Thursday, April 26, 2012

Radio Days: Podcast from Massachusetts and on the air in Vermont

On Tuesday Morning, Richard Schmidt and I debated Vermont Yankee's future against Michael J. Daley and Jeff Napolitano.  The debate was on WHMP radio, broadcasting from Northampton, Massachusetts.

Today, the podcast of the debate is on-line.  Also, there's a nice photo gallery of the debate.  I will write about this debate more in the future, but right now, I wanted to put up the links and thank WHMP for hosting it.

I can't write more now because I am going to be on the radio again later this morning, this time broadcasting from Waterbury, Vermont. From 11 a..m. to 12 noon, I will be on WDEV(AM 550, FM 96.1).  I will be on the Rob Roper Common Sense Radio Show.  This show is sponsored by the Ethan Allen Institute, which also sponsors the Energy Education Project that I direct.  Rob Roper is also the editor and force behind the web site True North Reports, which is always worth reading.  

3 comments:

Jeff Schmidt said...

In this podcast, there was an argument made, which I've heard repeatedly made by opponents of Vermont Yankee which I feel compelled to address.

The issue is usually framed along the following lines: "If the people of Vermont democratically decide that they don't want nuclear power in their state, why shouldn't they be able to shut down Vermont Yankee?"

The biggest problem I have with this argument is that I believe in freedom, and property. Vermont Yankee is a legal, licensed PRIVATELY OWNED business. In this country, we don't believe in depriving other people of their property, except in limited cases, and then they must be compensated.

I don't actually see anyone proposing the use of eminent domain to *buy* Vermont Yankee off of Entergy. No, they just want to deprive Entergy of the use of their property (the nuclear power plant), with no compensation.

Additionally, since when do we, in this nation, hold a VOTE on individual businesses? What's next? A community or state decides they don't like black businesses, so they vote to shut them down? Don't like a gay business, let's vote to shut it down? Don't like a business owned by supporters of your political rivals, so after you win the election, you hold a vote in the State Senate to shut it down?

We do not vote on the fate of individual businesses.
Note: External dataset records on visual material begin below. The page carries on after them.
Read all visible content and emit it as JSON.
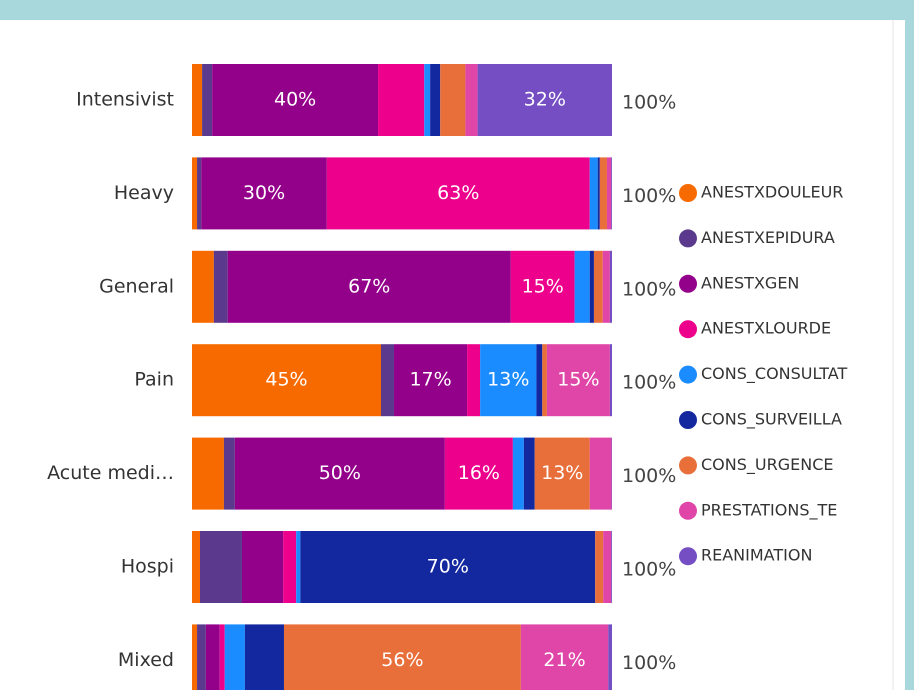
{
  "chart_data": {
    "type": "stacked_barh_100",
    "categories": [
      "Intensivist",
      "Heavy",
      "General",
      "Pain",
      "Acute medi…",
      "Hospi",
      "Mixed"
    ],
    "total_labels": [
      "100%",
      "100%",
      "100%",
      "100%",
      "100%",
      "100%",
      "100%"
    ],
    "series": [
      {
        "name": "ANESTXDOULEUR",
        "color": "#f76a00",
        "values": [
          2.4,
          1.2,
          5.2,
          45,
          7.6,
          1.9,
          1.2
        ],
        "value_labels": [
          null,
          null,
          null,
          "45%",
          null,
          null,
          null
        ]
      },
      {
        "name": "ANESTXEPIDURA",
        "color": "#5b3a8e",
        "values": [
          2.4,
          1,
          3.3,
          3.1,
          2.6,
          10,
          2.1
        ],
        "value_labels": [
          null,
          null,
          null,
          null,
          null,
          null,
          null
        ]
      },
      {
        "name": "ANESTXGEN",
        "color": "#93008a",
        "values": [
          39.5,
          29.9,
          67.4,
          17.4,
          50,
          9.8,
          3.3
        ],
        "value_labels": [
          "40%",
          "30%",
          "67%",
          "17%",
          "50%",
          null,
          null
        ]
      },
      {
        "name": "ANESTXLOURDE",
        "color": "#ec008c",
        "values": [
          11,
          62.6,
          15.2,
          3.1,
          16.2,
          3.1,
          1.2
        ],
        "value_labels": [
          null,
          "63%",
          "15%",
          null,
          "16%",
          null,
          null
        ]
      },
      {
        "name": "CONS_CONSULTAT",
        "color": "#1b8cff",
        "values": [
          1.4,
          1.9,
          3.6,
          13.4,
          2.6,
          1,
          4.8
        ],
        "value_labels": [
          null,
          null,
          null,
          "13%",
          null,
          null,
          null
        ]
      },
      {
        "name": "CONS_SURVEILLA",
        "color": "#13279f",
        "values": [
          2.4,
          0.5,
          1,
          1.4,
          2.6,
          70.2,
          9.3
        ],
        "value_labels": [
          null,
          null,
          null,
          null,
          null,
          "70%",
          null
        ]
      },
      {
        "name": "CONS_URGENCE",
        "color": "#e86f3a",
        "values": [
          6,
          1.7,
          2.1,
          1.1,
          13.1,
          1.9,
          56.4
        ],
        "value_labels": [
          null,
          null,
          null,
          null,
          "13%",
          null,
          "56%"
        ]
      },
      {
        "name": "PRESTATIONS_TE",
        "color": "#e045a8",
        "values": [
          2.9,
          1,
          1.7,
          15,
          5.2,
          1.9,
          20.8
        ],
        "value_labels": [
          null,
          null,
          null,
          "15%",
          null,
          null,
          "21%"
        ]
      },
      {
        "name": "REANIMATION",
        "color": "#744ec2",
        "values": [
          32,
          0.2,
          0.5,
          0.5,
          0.1,
          0.2,
          0.9
        ],
        "value_labels": [
          "32%",
          null,
          null,
          null,
          null,
          null,
          null
        ]
      }
    ]
  }
}
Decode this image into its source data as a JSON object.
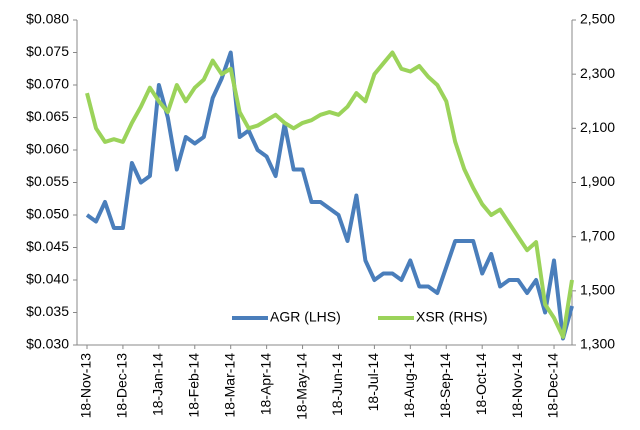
{
  "chart_data": {
    "type": "line",
    "categories": [
      "18-Nov-13",
      null,
      null,
      null,
      "18-Dec-13",
      null,
      null,
      null,
      "18-Jan-14",
      null,
      null,
      null,
      "18-Feb-14",
      null,
      null,
      null,
      "18-Mar-14",
      null,
      null,
      null,
      "18-Apr-14",
      null,
      null,
      null,
      "18-May-14",
      null,
      null,
      null,
      "18-Jun-14",
      null,
      null,
      null,
      "18-Jul-14",
      null,
      null,
      null,
      "18-Aug-14",
      null,
      null,
      null,
      "18-Sep-14",
      null,
      null,
      null,
      "18-Oct-14",
      null,
      null,
      null,
      "18-Nov-14",
      null,
      null,
      null,
      "18-Dec-14",
      null,
      null
    ],
    "series": [
      {
        "name": "AGR (LHS)",
        "color": "#4a7ebb",
        "axis": "y",
        "values": [
          0.05,
          0.049,
          0.052,
          0.048,
          0.048,
          0.058,
          0.055,
          0.056,
          0.07,
          0.065,
          0.057,
          0.062,
          0.061,
          0.062,
          0.068,
          0.071,
          0.075,
          0.062,
          0.063,
          0.06,
          0.059,
          0.056,
          0.064,
          0.057,
          0.057,
          0.052,
          0.052,
          0.051,
          0.05,
          0.046,
          0.053,
          0.043,
          0.04,
          0.041,
          0.041,
          0.04,
          0.043,
          0.039,
          0.039,
          0.038,
          0.042,
          0.046,
          0.046,
          0.046,
          0.041,
          0.044,
          0.039,
          0.04,
          0.04,
          0.038,
          0.04,
          0.035,
          0.043,
          0.031,
          0.036
        ]
      },
      {
        "name": "XSR  (RHS)",
        "color": "#9bd35a",
        "axis": "y2",
        "values": [
          2230,
          2100,
          2050,
          2060,
          2050,
          2120,
          2180,
          2250,
          2200,
          2160,
          2260,
          2200,
          2250,
          2280,
          2350,
          2300,
          2320,
          2160,
          2100,
          2110,
          2130,
          2150,
          2120,
          2100,
          2120,
          2130,
          2150,
          2160,
          2150,
          2180,
          2230,
          2200,
          2300,
          2340,
          2380,
          2320,
          2310,
          2330,
          2290,
          2260,
          2200,
          2050,
          1950,
          1880,
          1820,
          1780,
          1800,
          1750,
          1700,
          1650,
          1680,
          1450,
          1400,
          1330,
          1540
        ]
      }
    ],
    "ylim": [
      0.03,
      0.08
    ],
    "yticks": [
      {
        "value": 0.03,
        "label": "$0.030"
      },
      {
        "value": 0.035,
        "label": "$0.035"
      },
      {
        "value": 0.04,
        "label": "$0.040"
      },
      {
        "value": 0.045,
        "label": "$0.045"
      },
      {
        "value": 0.05,
        "label": "$0.050"
      },
      {
        "value": 0.055,
        "label": "$0.055"
      },
      {
        "value": 0.06,
        "label": "$0.060"
      },
      {
        "value": 0.065,
        "label": "$0.065"
      },
      {
        "value": 0.07,
        "label": "$0.070"
      },
      {
        "value": 0.075,
        "label": "$0.075"
      },
      {
        "value": 0.08,
        "label": "$0.080"
      }
    ],
    "y2lim": [
      1300,
      2500
    ],
    "y2ticks": [
      {
        "value": 1300,
        "label": "1,300"
      },
      {
        "value": 1500,
        "label": "1,500"
      },
      {
        "value": 1700,
        "label": "1,700"
      },
      {
        "value": 1900,
        "label": "1,900"
      },
      {
        "value": 2100,
        "label": "2,100"
      },
      {
        "value": 2300,
        "label": "2,300"
      },
      {
        "value": 2500,
        "label": "2,500"
      }
    ],
    "legend": "bottom"
  }
}
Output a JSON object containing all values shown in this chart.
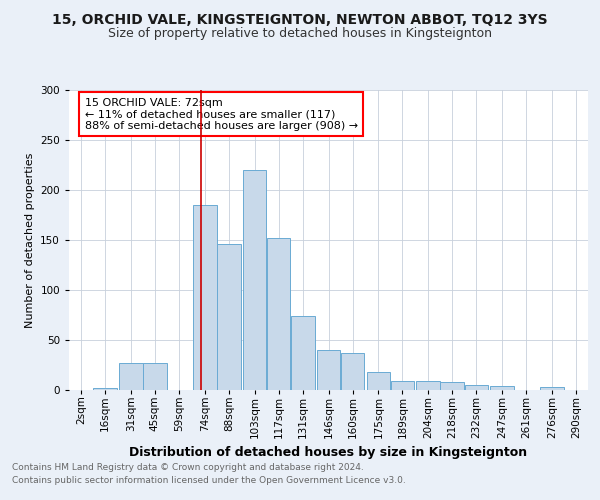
{
  "title": "15, ORCHID VALE, KINGSTEIGNTON, NEWTON ABBOT, TQ12 3YS",
  "subtitle": "Size of property relative to detached houses in Kingsteignton",
  "xlabel": "Distribution of detached houses by size in Kingsteignton",
  "ylabel": "Number of detached properties",
  "footer_line1": "Contains HM Land Registry data © Crown copyright and database right 2024.",
  "footer_line2": "Contains public sector information licensed under the Open Government Licence v3.0.",
  "annotation_line1": "15 ORCHID VALE: 72sqm",
  "annotation_line2": "← 11% of detached houses are smaller (117)",
  "annotation_line3": "88% of semi-detached houses are larger (908) →",
  "property_size": 72,
  "bar_color": "#c8d9ea",
  "bar_edge_color": "#6aaad4",
  "redline_color": "#cc0000",
  "categories": [
    "2sqm",
    "16sqm",
    "31sqm",
    "45sqm",
    "59sqm",
    "74sqm",
    "88sqm",
    "103sqm",
    "117sqm",
    "131sqm",
    "146sqm",
    "160sqm",
    "175sqm",
    "189sqm",
    "204sqm",
    "218sqm",
    "232sqm",
    "247sqm",
    "261sqm",
    "276sqm",
    "290sqm"
  ],
  "values": [
    0,
    2,
    27,
    27,
    0,
    185,
    146,
    220,
    152,
    74,
    40,
    37,
    18,
    9,
    9,
    8,
    5,
    4,
    0,
    3,
    0
  ],
  "bin_centers": [
    2,
    16,
    31,
    45,
    59,
    74,
    88,
    103,
    117,
    131,
    146,
    160,
    175,
    189,
    204,
    218,
    232,
    247,
    261,
    276,
    290
  ],
  "bin_width": 14,
  "ylim": [
    0,
    300
  ],
  "yticks": [
    0,
    50,
    100,
    150,
    200,
    250,
    300
  ],
  "background_color": "#eaf0f8",
  "plot_background": "#ffffff",
  "grid_color": "#c8d0dc",
  "title_fontsize": 10,
  "subtitle_fontsize": 9,
  "xlabel_fontsize": 9,
  "ylabel_fontsize": 8,
  "tick_fontsize": 7.5,
  "footer_fontsize": 6.5,
  "annotation_fontsize": 8
}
That is against everything the American Constitution stands for.

The State of Vermont has no democratic right to shut down a legal business. There is a limit to democracy, or else democracy can become as totalitarian as any other form of government, at least with respect to minorities.

Rod Adams said...

@Jeff - my feelings exactly. The US is a constitutional republic governed by the rule of law, not the rule of mobs. Certainly individuals have the right to petition their government, to organize and to vote. After all is said and done, however, our most fundamental principles include fairness, limits to the power of government, and protection of private property.
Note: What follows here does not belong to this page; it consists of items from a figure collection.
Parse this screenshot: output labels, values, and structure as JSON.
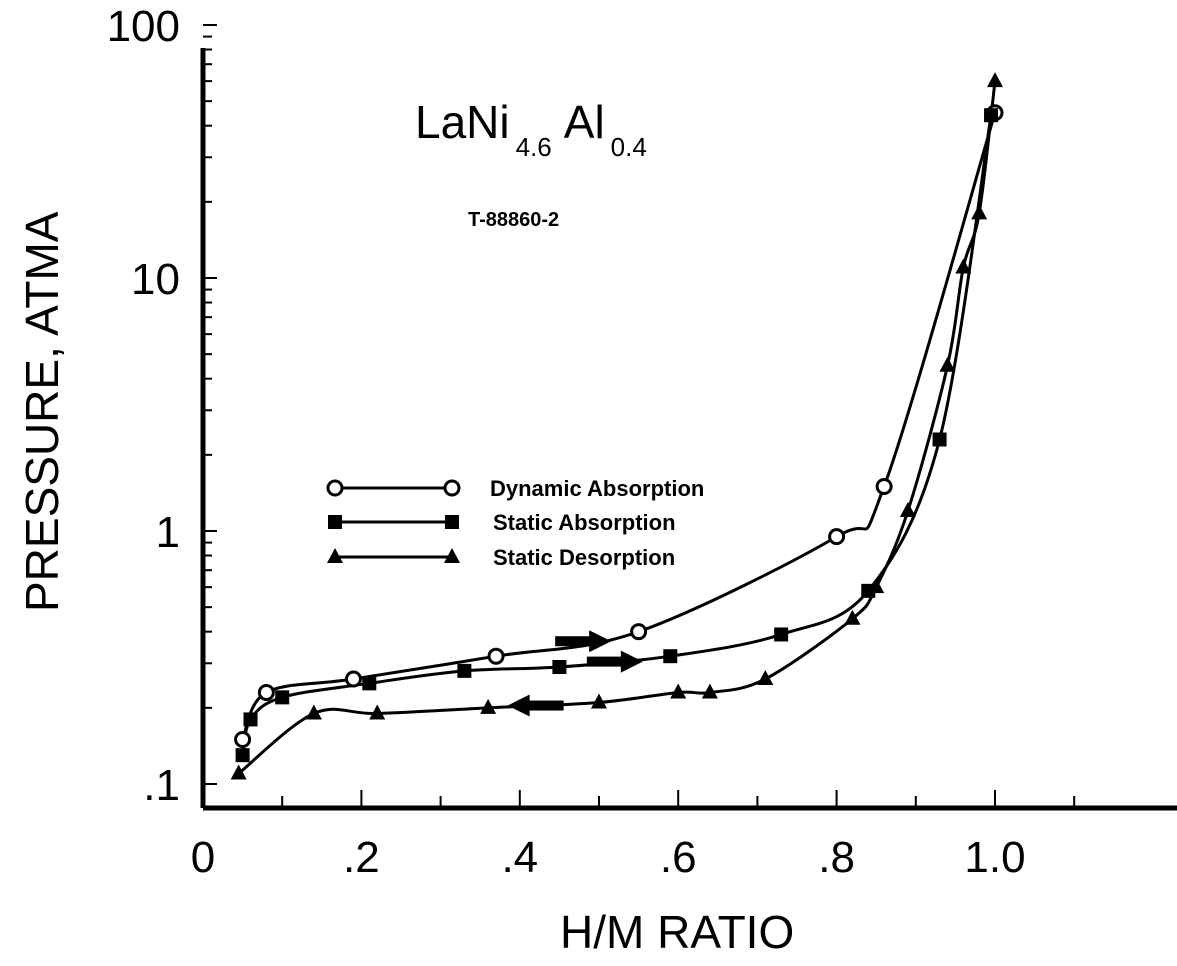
{
  "chart_data": {
    "type": "line",
    "title_parts": {
      "base1": "LaNi",
      "sub1": "4.6",
      "base2": "Al",
      "sub2": "0.4"
    },
    "annotation": "T-88860-2",
    "xlabel": "H/M RATIO",
    "ylabel": "PRESSURE, ATMA",
    "xlim": [
      0,
      1.1
    ],
    "ylim": [
      0.1,
      100
    ],
    "yscale": "log",
    "x_ticks": [
      0,
      0.2,
      0.4,
      0.6,
      0.8,
      1.0
    ],
    "x_tick_labels": [
      "0",
      ".2",
      ".4",
      ".6",
      ".8",
      "1.0"
    ],
    "y_ticks": [
      0.1,
      1,
      10,
      100
    ],
    "y_tick_labels": [
      ".1",
      "1",
      "10",
      "100"
    ],
    "grid": false,
    "legend_position": "center-left",
    "series": [
      {
        "name": "Dynamic Absorption",
        "marker": "open-circle",
        "x": [
          0.05,
          0.08,
          0.19,
          0.37,
          0.55,
          0.8,
          0.86,
          1.0
        ],
        "y": [
          0.15,
          0.23,
          0.26,
          0.32,
          0.4,
          0.95,
          1.5,
          45
        ],
        "direction": "absorption",
        "arrow_at_x": 0.48
      },
      {
        "name": "Static Absorption",
        "marker": "filled-square",
        "x": [
          0.05,
          0.06,
          0.1,
          0.21,
          0.33,
          0.45,
          0.59,
          0.73,
          0.84,
          0.93,
          0.995
        ],
        "y": [
          0.13,
          0.18,
          0.22,
          0.25,
          0.28,
          0.29,
          0.32,
          0.39,
          0.58,
          2.3,
          44
        ],
        "direction": "absorption",
        "arrow_at_x": 0.52
      },
      {
        "name": "Static Desorption",
        "marker": "filled-triangle",
        "x": [
          0.045,
          0.14,
          0.22,
          0.36,
          0.5,
          0.6,
          0.64,
          0.71,
          0.82,
          0.85,
          0.89,
          0.94,
          0.96,
          0.98,
          1.0
        ],
        "y": [
          0.11,
          0.19,
          0.19,
          0.2,
          0.21,
          0.23,
          0.23,
          0.26,
          0.45,
          0.6,
          1.2,
          4.5,
          11,
          18,
          60
        ],
        "direction": "desorption",
        "arrow_at_x": 0.42
      }
    ]
  },
  "colors": {
    "ink": "#000000",
    "background": "#ffffff"
  }
}
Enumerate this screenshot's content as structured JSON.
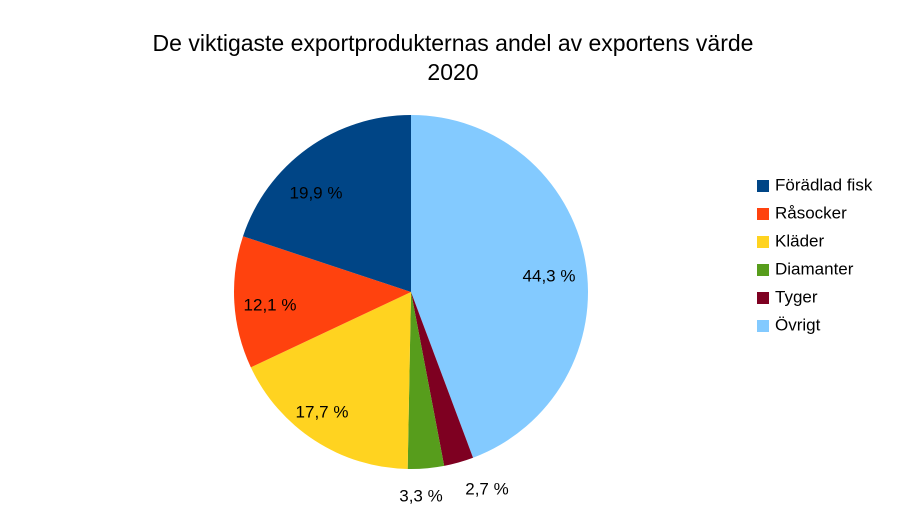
{
  "chart_data": {
    "type": "pie",
    "title": "De viktigaste exportprodukternas andel av exportens värde",
    "subtitle": "2020",
    "legend_position": "right",
    "slices": [
      {
        "name": "Förädlad fisk",
        "value": 19.9,
        "label": "19,9 %",
        "color": "#004586"
      },
      {
        "name": "Råsocker",
        "value": 12.1,
        "label": "12,1 %",
        "color": "#ff420e"
      },
      {
        "name": "Kläder",
        "value": 17.7,
        "label": "17,7 %",
        "color": "#ffd320"
      },
      {
        "name": "Diamanter",
        "value": 3.3,
        "label": "3,3 %",
        "color": "#579d1c"
      },
      {
        "name": "Tyger",
        "value": 2.7,
        "label": "2,7 %",
        "color": "#7e0021"
      },
      {
        "name": "Övrigt",
        "value": 44.3,
        "label": "44,3 %",
        "color": "#83caff"
      }
    ]
  }
}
I also found myself wanting to ask the Vermonters why they preferred importing power from Canada to buying it from a company headquarter in the US state of Louisiana.

Meredith Angwin said...

Jeff and Rod.

When Daley was speaking about the "democratic right" to close down Vermont Yankee, I also thought of mob rule. As a matter of fact, I wanted to ask him if he had ever read the book "The Oxbow Incident" about a very democratically-decided lynching. Of course, I had no chance to say this, and it might not have been the best thing to say anyway.
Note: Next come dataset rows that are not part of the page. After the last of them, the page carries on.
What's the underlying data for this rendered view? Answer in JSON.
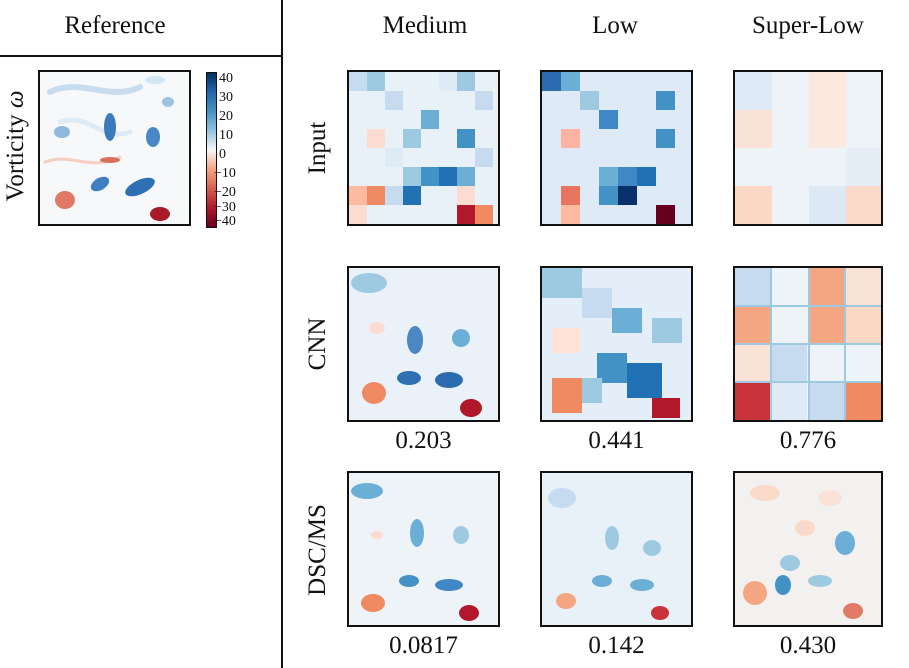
{
  "headers": {
    "reference": "Reference",
    "columns": [
      "Medium",
      "Low",
      "Super-Low"
    ]
  },
  "reference": {
    "label": "Vorticity",
    "symbol": "ω",
    "colorbar_ticks": [
      "40",
      "30",
      "20",
      "10",
      "0",
      "−10",
      "−20",
      "−30",
      "−40"
    ]
  },
  "rows": [
    {
      "label": "Input",
      "values": [
        "",
        "",
        ""
      ]
    },
    {
      "label": "CNN",
      "values": [
        "0.203",
        "0.441",
        "0.776"
      ]
    },
    {
      "label": "DSC/MS",
      "values": [
        "0.0817",
        "0.142",
        "0.430"
      ]
    }
  ],
  "colors": {
    "positive": "#2166ac",
    "negative": "#b2182b",
    "neutral": "#f7f7f7"
  }
}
Now, I am aware of the fallacy of reductio-ad-Hilterum. This fallacy is the knee-jerk statement that your opponents are "behaving just like the Nazis"! On the other hand, the constant demonization of Louisiana ownership of the plant gets to me. Recently, Shumlin said something like "send them home." in the middle of a speech about standing up to Entergy Louisiana. The quote is in the video clip of the April 14 rally on my web.

So...here comes reductio-ad, and I know I can be accused of doing it. How far are these anti-Louisiana statements from the anti-Jewish ownership statements that Hitler made? How far is this whole Louisiana ownership thing from Kristallnacht?

In practice, of course, Shumlin versus Entergy is very far from Hitler, and Kristallnacht will not happen in America. In its rhetorical basis, alas, the Louisiana hatred, the shut-it-down-we-don't-want-it-here stuff is closer to Nazi reasoning than I would like it to be.